Miraculously, Oliver has few lasting health or developmental problems and recently came off oxygen.

Tom said: “The growth charts didn’t really go down to his gestation so a lot of it is educated guesswork and all learning as we go.

“He has started smiling a lot more now – we’re waiting for that first laugh.” Cat and Tom’s joy is naturally tempered by sadness for their lost child, who passed away six months ago today but they have yet to hold a ­funeral for.

Tom said: “We will do something at our local church when the time feels right.” As the boys were identical, the couple will have a glimpse at how Joseph would have looked as Oliver gets older – but say they will always wonder about his character and what he would have achieved.

Cat said: “It’s difficult. You’re happy for the milestones that the surviving twin is doing, but also sad that the other twin is not doing them. I’ll always wonder if he would have been more happy, more laid back?”

The couple hope Oliver’s story will give hope to other parents who have an extremely premature baby.

Cat said: “I’d never say abortion is wrong but it surprised me that the limit is up to 24 weeks when I saw Oliver.He had so much fight, so much will to live. We’ll be forever grateful the ­recommendations have changed to help babies below 23 weeks and ­doctors gave him a chance.”

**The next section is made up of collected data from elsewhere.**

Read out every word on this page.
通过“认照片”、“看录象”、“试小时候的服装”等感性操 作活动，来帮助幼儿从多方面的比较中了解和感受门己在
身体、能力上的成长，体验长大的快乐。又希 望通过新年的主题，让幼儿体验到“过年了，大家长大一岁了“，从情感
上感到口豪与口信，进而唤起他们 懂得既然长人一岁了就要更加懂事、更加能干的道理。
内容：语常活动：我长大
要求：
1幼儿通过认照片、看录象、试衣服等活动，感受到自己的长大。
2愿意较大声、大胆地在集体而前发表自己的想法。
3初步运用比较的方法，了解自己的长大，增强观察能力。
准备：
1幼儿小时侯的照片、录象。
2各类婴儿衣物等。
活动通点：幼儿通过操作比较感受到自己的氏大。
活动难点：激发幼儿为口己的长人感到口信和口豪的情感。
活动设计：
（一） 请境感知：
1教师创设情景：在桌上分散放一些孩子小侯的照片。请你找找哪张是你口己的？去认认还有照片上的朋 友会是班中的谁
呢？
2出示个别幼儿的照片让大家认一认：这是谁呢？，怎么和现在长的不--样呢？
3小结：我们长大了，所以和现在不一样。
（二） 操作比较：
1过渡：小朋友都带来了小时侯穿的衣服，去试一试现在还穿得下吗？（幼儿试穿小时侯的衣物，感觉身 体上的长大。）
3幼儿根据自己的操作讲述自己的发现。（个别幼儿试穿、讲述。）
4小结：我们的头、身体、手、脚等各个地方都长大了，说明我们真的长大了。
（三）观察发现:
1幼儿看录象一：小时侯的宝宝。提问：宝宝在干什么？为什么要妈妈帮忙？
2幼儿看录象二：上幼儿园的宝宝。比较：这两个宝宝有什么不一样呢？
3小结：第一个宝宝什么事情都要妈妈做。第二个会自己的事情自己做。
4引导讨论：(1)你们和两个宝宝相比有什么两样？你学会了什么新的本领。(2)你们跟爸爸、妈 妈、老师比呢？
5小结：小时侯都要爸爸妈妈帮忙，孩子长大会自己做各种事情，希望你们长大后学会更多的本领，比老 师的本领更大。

Melanie Gwilt, senior sister and neonatal co-ordinator at Lancashire Teaching Hospitals, said the team felt honoured to care for the twins and Cat and Tom are “fantastic parents and partners in care”.

Dr Helen Mactier, of the British Association of Perinatal Medicine, said about one in five babies born in the UK at 22 weeks will survive without major brain damage.

She added: “It is crucial parents anticipating such extreme pre-term birth are ­offered fully informed discussion with professionals.”